Görüldüğü üzere A. Volkov, PYD ile Halep, Afrin ve Münbiç'te sürekli olarak ortak toplantılara ve partilere katıldı. Afrin'de Nevruz şenliklerine katılarak, YPG ve YPJ bayraklarına duyduğu özel saygıyı ifade eden fotoğraflar çektirdi. O, etkinlikte koluna YPG'nin armasını takmıştı. Ayrıca, Volkov’un elleri on binlerce kişinin kanına bulanmış PKK'nın kurucusu Abdullah Öcalan'ın portresi önünde teröristlerle hatıra fotoğrafı da var.
Rus ordusu, Suriye'nin ve insanlığın nadide bir sanat mabedi olarak kabul edilen ve 2 bin yıllık tarihe sahip Palmira kentinin kurtuluşu için verilen mücadelelerde aktif rol aldı. Rusların 2016'da bu şehre girmesinin ardından tüm uluslararası baskıları hiçe sayarak Palmira'da askeri üs inşa etmek için ön çalışmaları başlattılar ve bölgeye giren mayın temizleme ekibi kimseyi şehre sokmadı.
2 bin yıllık geçmişe sahip, insanlığın nadide sanat mabedi sayılan Palmira şehri, altınları ve zenginlikleri ile ünlüydü. Şehrin IŞİD'in gaspı sırasında ya da özgürleştirilmesinden sonra yağmalanmasına dair yeterince fotoğraf video kanıtlar mevcut. Milyonlarca dolar değerindeki heykeller ve tablolar, sütunlar ve kemerler, büstler şehrin kurtarılmasından sonra bile bulunamadı. Rusların mayın ve diğer nadir buluntuları aradıkları mayın tarama gemilerinin "denetimi" nedeniyle şehre erişim yasaklandı.
Bu yazıyı Rusca versiyonunda link aracılığıyla okuyabilirsiniz
Gerçek şu ki, 2017 yılında komutan olarak atanan A. Volkov da düzenli olarak bu bölgede bulunuyordu. Söz konusu antik sanat anıtının nadide incilerinin kaybolmasında A. Volkov'un hizmetleri hakkında somut bilgilere sahip değiliz. Ama şimdi Ağdere'deki Kizilbulak madeninin soygununda Ruben Vardanyan ile bağlantıları hakkında elimizde yeterince bilgiler var.
Bu günlerde General Volkov'un sosyal medyada yayılan bir fotoğrafı dikkatimizi çekti.

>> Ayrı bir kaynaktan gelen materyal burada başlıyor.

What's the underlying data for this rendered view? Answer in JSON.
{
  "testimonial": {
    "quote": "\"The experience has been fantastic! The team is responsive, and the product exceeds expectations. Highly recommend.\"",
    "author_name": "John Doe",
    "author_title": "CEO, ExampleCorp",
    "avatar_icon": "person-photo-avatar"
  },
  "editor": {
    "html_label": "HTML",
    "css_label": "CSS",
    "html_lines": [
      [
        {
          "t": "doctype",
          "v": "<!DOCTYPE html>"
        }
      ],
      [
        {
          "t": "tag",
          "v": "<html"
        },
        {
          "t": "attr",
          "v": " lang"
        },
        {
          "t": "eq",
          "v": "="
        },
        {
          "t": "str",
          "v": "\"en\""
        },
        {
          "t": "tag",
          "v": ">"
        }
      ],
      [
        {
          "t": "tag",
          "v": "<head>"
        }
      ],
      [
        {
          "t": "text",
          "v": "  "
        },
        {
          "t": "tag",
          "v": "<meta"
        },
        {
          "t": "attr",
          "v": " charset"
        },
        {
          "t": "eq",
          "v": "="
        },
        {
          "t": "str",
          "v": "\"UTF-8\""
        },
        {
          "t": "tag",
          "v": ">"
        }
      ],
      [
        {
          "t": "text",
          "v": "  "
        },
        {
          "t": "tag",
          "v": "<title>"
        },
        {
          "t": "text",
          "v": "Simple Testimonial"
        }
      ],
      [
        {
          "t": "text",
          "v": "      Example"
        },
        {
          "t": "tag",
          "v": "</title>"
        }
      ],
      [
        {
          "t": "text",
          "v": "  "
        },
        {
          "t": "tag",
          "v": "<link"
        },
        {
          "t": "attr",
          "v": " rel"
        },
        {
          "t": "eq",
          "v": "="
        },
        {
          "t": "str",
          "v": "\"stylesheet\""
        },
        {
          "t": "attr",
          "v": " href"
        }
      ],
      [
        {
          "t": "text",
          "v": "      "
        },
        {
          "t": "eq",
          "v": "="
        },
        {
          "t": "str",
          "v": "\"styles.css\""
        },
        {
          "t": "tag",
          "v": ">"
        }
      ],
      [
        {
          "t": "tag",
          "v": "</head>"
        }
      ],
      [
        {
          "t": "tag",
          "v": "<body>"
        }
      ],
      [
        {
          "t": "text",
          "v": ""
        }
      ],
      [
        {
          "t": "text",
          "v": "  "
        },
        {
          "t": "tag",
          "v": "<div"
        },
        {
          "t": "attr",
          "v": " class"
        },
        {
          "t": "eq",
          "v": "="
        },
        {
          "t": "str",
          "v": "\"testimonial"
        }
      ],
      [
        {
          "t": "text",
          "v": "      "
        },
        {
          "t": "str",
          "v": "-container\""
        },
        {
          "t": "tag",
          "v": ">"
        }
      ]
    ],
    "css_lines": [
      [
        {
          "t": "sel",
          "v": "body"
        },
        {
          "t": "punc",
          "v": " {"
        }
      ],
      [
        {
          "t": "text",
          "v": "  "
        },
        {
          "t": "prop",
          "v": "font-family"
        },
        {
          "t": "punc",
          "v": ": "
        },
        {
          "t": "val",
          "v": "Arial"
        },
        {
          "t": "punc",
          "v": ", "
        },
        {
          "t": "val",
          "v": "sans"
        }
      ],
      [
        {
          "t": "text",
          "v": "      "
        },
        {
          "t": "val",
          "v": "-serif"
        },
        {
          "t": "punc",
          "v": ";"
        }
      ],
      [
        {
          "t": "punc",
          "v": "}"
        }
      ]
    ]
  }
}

Bu fotoğrafta Rus Tümgeneral, Azerbaycan'ın Ağdere ilçesine bağlı Heyvalı (Ermeniler Drmbon diyorlar – ed.) köyünde yasadışı maden çıkarma, işleme ve üretimi yapan Base Metal şirketinin girişinin önünde bir kişiyle konuşuyor. O kişi, 9 Aralık 2022'de Azerbaycanlı ekolojistlerin söz konusu bölgede gözlem yapmasına engel olan Ermenilerin eylemine öncülük eden Arsen Hovanesyan'dır.
Halen Ağdere bölgesinin yasadışı "idari bölümü’’nün başkanı olan bu kişinin açık kaynaklarda biraz araştırma yaptıktan sonra gerçek kimliğini tespit edebildik. Sivil kılığına giren Hovanesyan'ın asıl işinin Ermenistan Askeri Birlikleri’nde Askeri İstihbarat Daire başkanı olduğu ortaya çıktı. 2002-2004 yıllarında Karabağ'daki yasadışı askeri birliklerde görev yaptıktan sonra Ermenistan Ordusu'nun askeri istihbarat teşkilatında görevlendirildi. 2014-2019 yıllarında terfi ederek yarbay rütbesini aldı. Bu nedenle sözde bir kurumun emlak kadastrosunda çalışan birinin askeri ödüller (nişan ve madalya) alması şaşırtıcı değildir. 2016 yılında "Savunma Bakanı" emriyle 1. sınıf "Yiğitlik" ve 2019 yılında "Övgüye Değer Hizmet" madalyasıyla ödüllendirildi.
Tümgeneral Volkov'un Ağdere'de veya Afrin'de bir teröristle fotoğraf çekmesi arasında öyle büyük bir fark yok. Her iki fotoğraf da barış güçlerini temsil ediyor ve her iki fotoğraf da teröristlerle dostane ilişkileri gösteriyor.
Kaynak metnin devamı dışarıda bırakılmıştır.